Considérant qu'il résulte de ce qui précède que Syndicat de la copropriété de la résidence "La Balme" n'est pas fondé à soutenir que c'est à tort que, par le jugement attaqué, qui n'est entaché d'aucune irrégularité, le tribunal administratif de Grenoble a rejeté sa demande ;

 

Sur les conclusions tendant à l'application des dispositions de l'article 75-I de la loi n° 91-647 du 10 juillet 1991 :

Considérant que ces dispositions font obstacle à ce que la commune de Val d'Isère, qui n'est pas, en la présente instance, la partie perdante, soit condamnée à payer au Syndicat de la copropriété de la résidence "La Balme" la somme réclamée par celui-ci au titre des frais exposés et non compris dans les dépens ; que les mêmes dispositions s'opposent à ce que le syndicat soit condamné, au même titre, à payer à la Compagnie générale des eaux , à laquelle son intervention ne confère pas la qualité de partie à la présente instance, la somme qu'elle demande ; qu'il y a lieu, en revanche, dans les circonstances de l'espèce, de faire application de l'article 75-I précité et de condamner le Syndicat de la copropriété de la résidence "La Balme" à payer à la commune de Val d'Isère une somme de 10 000 F ;

 

 

DÉCIDE :

Article 1 : L'intervention de la Compagnie générale des eaux est admise.

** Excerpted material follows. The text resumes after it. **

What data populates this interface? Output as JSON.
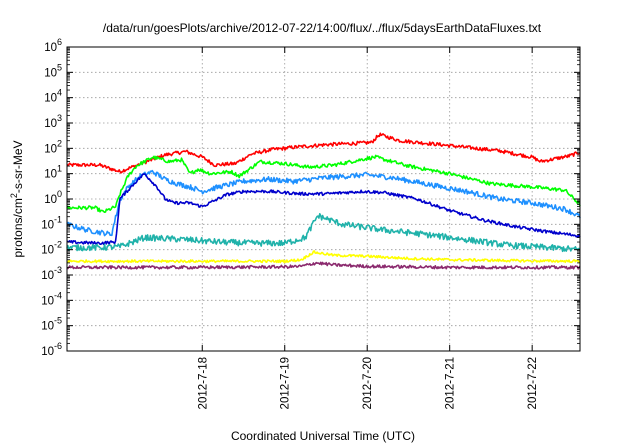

Article 2 : La requête du Syndicat de la copropriété de la résidence "La Balme" est rejetée.

Article 3 : Le Syndicat de la copropriété de la résidence "La Balme" paiera à la commune de Val d'Isère une somme de 10 000 F, au titre de l'article 75-I de la loi du 10 juillet 1991.

Article 4 : Les conclusions présentées par la Compagnie générale des eaux, au titre de l'article 75-I de la loi du 10 juillet 1991, sont rejetées.

Article 5 : La présente décision sera notifiée au Syndicat de la copropriété de la résidence "La Balme", à la commune de Val d'Isère, à la Compagnie générale des eaux et au ministre de l'intérieur.